30 For these reasons, I am satisfied that there is a serious question to be tried about whether the plaintiffs have priority over the first, second and third defendants.
31 Mr Stoljar also submits that there is no evidence of an imminent sale, and that the procedures for sale under a writ always require time to operate, and that the plaintiffs could approach the Court once there was evidence of a real threat to sell the property under the writ. However, he is not in a position to offer an undertaking that there will be no attempt to sell under the writ. I am satisfied that there is a risk that there would be an attempt to sell under the writ if there were no injunction.
32 The balance of convenience in my view strongly favours the granting of an injunction. If no injunction is granted, and the Sheriff were to sell the land, it is strongly arguable that the plaintiffs would lose such rights as they might have in relation to the land. It is to protect their position in that respect that the injunction is justified. Being land, it is not an ordinary item of commerce, and as well there is evidence that two of the plaintiffs already own property which adjoins this property, and that there is an agreement between the plaintiffs to partition the property, so that the plaintiffs who own the adjoining property can add to their existing holding. Thus it seems that damages would not be an adequate remedy.

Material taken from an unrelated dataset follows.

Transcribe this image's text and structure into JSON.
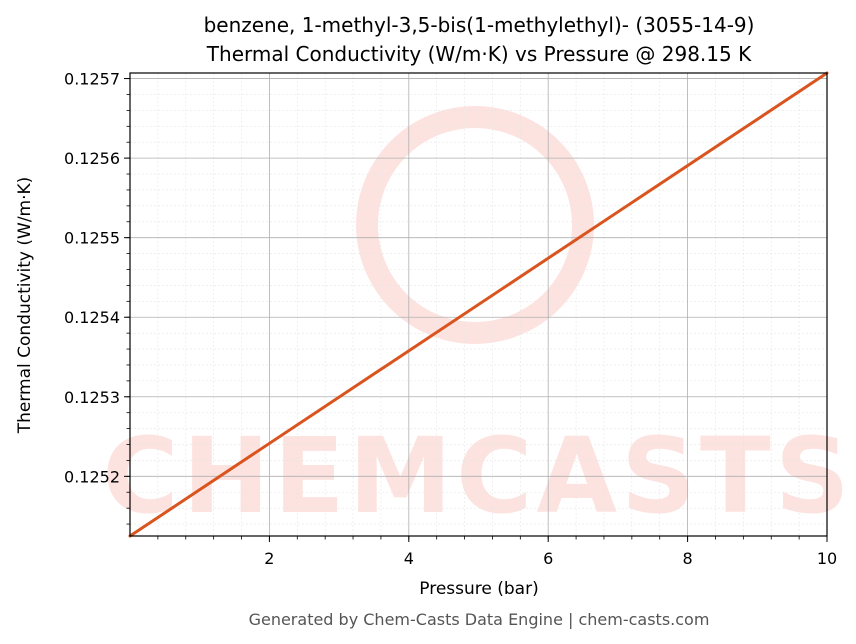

33 There was some debate about the form which an interlocutory injunction ought to take, and in particular to what extent the defendants ought to be able to take steps preparatory to effecting sale, without actually effecting it. Rule 39.22 Uniform Civil Procedure Rules 2005 sets out the steps which are required to be taken for sale of land under a writ for the levy of property. It seems to me that a process of advertising and showing prospective purchasers over the land, but without there being a fixed date for sale, would be mischievous so far as those prospective purchasers were concerned - if their interest in the property were aroused and they spent money on investigating it, only to find that the Sheriff was not able to sell it.
34 In my view, some preparatory steps to selling under the writ should be permitted, but stopping short of the Sheriff fixing a date for the sale of the land.
35 I make an order in terms of clause 1 of the Notice of Motion filed 28 September 2005, adding to it "provided that this order does not prevent the first, second, third and fourth defendants from taking any of the steps listed in Rule 39.22(1)(a) to Rule 39.22(1)(d) inclusive Uniform Civil Procedure Rules 2005." These orders may be entered forthwith.